О тогдашнем (детском) моем сознании не сумею сказать лучше, чем это сделал мой сверстник (он всего двумя годами был старше меня) — Евгений Винокуров:
Теперь поверят в это разве? —
Лет двадцать пять тому назад,
Что политически я развит,
Мне выдал справку детский сад.
В детском саду я пробыл всего-навсего один день (ревел, родители сжалились и забрали меня оттуда). Но прав на такую справку у меня было, я думаю, не меньше, чем у Винокурова. Все мы тогда были политически развиты, и начиналось это развитие чуть ли не с пеленок.

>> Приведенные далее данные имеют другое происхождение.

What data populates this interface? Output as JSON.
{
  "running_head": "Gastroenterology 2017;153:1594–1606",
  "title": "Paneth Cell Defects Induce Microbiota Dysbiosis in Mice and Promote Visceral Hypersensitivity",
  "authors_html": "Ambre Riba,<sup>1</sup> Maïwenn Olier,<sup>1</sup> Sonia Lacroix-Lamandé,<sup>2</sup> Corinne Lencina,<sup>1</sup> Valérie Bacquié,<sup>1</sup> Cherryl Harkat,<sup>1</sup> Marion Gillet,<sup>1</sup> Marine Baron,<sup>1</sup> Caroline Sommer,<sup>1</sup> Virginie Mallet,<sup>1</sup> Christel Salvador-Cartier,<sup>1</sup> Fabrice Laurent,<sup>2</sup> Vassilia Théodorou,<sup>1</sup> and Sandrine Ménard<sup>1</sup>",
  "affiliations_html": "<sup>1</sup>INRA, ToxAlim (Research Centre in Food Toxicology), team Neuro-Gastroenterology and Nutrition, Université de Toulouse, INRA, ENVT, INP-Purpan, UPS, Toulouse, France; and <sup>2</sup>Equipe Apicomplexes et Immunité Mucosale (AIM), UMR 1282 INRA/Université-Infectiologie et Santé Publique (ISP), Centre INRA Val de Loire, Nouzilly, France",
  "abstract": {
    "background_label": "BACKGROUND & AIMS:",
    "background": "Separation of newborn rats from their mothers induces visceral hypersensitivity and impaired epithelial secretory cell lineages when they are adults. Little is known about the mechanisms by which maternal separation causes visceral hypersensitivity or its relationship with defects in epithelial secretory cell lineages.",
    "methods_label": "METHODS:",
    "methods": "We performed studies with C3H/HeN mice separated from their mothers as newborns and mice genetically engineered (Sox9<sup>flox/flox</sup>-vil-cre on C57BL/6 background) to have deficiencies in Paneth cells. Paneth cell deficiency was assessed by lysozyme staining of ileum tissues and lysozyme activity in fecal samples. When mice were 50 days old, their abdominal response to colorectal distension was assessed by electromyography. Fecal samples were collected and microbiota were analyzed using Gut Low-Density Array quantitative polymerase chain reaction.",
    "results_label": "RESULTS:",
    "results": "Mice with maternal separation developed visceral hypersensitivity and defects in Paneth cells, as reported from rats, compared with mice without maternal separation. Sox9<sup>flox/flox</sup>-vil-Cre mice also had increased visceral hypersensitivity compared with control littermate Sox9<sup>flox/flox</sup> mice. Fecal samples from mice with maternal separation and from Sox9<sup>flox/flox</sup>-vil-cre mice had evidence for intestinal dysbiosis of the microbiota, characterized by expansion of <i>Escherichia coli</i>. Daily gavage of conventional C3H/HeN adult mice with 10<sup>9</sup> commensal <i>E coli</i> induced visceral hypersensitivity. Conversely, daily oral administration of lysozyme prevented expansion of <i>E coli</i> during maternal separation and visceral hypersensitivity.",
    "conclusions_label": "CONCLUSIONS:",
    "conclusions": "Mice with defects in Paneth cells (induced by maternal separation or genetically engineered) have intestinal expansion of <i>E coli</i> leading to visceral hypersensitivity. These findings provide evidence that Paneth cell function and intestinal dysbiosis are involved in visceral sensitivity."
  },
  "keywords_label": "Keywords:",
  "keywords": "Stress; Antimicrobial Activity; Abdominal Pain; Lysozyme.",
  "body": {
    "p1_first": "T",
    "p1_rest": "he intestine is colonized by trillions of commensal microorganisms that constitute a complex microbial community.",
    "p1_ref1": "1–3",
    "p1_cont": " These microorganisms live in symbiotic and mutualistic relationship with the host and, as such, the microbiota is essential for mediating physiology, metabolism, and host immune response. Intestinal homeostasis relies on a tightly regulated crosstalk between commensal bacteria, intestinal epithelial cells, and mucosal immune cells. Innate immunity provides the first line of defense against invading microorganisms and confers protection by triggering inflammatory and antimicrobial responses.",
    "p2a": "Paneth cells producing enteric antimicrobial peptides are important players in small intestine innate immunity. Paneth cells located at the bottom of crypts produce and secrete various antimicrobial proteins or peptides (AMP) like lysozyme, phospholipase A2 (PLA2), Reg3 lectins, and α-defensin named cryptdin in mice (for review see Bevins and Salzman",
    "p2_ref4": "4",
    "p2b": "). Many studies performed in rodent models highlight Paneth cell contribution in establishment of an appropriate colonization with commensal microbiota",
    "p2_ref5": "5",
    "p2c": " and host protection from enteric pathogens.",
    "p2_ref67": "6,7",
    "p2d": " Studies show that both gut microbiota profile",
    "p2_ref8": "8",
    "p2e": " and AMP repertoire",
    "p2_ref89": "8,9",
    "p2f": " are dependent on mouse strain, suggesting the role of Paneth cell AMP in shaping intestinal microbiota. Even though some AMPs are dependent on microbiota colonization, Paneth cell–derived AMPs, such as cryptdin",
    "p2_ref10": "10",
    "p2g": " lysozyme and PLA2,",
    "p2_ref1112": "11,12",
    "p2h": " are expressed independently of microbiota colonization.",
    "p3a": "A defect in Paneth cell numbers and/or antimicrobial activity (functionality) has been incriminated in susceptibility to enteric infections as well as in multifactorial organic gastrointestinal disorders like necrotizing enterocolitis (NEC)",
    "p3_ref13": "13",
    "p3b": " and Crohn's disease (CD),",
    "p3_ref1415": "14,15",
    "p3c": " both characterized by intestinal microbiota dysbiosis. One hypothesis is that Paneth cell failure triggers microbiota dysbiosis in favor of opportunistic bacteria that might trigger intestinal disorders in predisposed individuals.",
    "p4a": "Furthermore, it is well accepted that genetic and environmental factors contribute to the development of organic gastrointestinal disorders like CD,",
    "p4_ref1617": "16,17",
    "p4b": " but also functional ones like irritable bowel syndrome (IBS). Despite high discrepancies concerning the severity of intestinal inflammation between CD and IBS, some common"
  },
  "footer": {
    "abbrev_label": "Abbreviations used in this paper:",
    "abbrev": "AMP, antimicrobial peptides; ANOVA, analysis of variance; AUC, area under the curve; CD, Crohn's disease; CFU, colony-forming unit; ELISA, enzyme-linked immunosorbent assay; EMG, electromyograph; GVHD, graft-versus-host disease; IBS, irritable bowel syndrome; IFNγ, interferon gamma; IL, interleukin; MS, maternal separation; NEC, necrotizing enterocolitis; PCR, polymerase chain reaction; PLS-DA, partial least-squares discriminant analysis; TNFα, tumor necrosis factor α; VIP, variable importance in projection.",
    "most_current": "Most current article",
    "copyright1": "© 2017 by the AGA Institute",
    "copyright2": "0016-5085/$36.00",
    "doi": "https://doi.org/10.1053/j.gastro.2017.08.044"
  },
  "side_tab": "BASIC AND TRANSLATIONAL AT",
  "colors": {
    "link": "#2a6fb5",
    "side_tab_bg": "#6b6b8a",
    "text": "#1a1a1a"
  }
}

В 38-м году мне было одиннадцать лет. Но я отлично помню, как жадно читал газеты, в которых печатались материалы процесса над Бухариным и Рыковым. Какие у меня тогда были по этому поводу мысли, вспоминать не хочу: боюсь изобразить себя более умным, чем был. Ясно помню только: в то, что бывший предсовнаркома был шпионом, — не верил. Но простая мысль, что он и вовсе ни в чем не виноват, мне в голову тоже не приходила. Думал, что подсудимые и в самом деле враги — во всяком случае, враги Сталина. А в шпионаже их обвиняют, потому что ТАК НАДО.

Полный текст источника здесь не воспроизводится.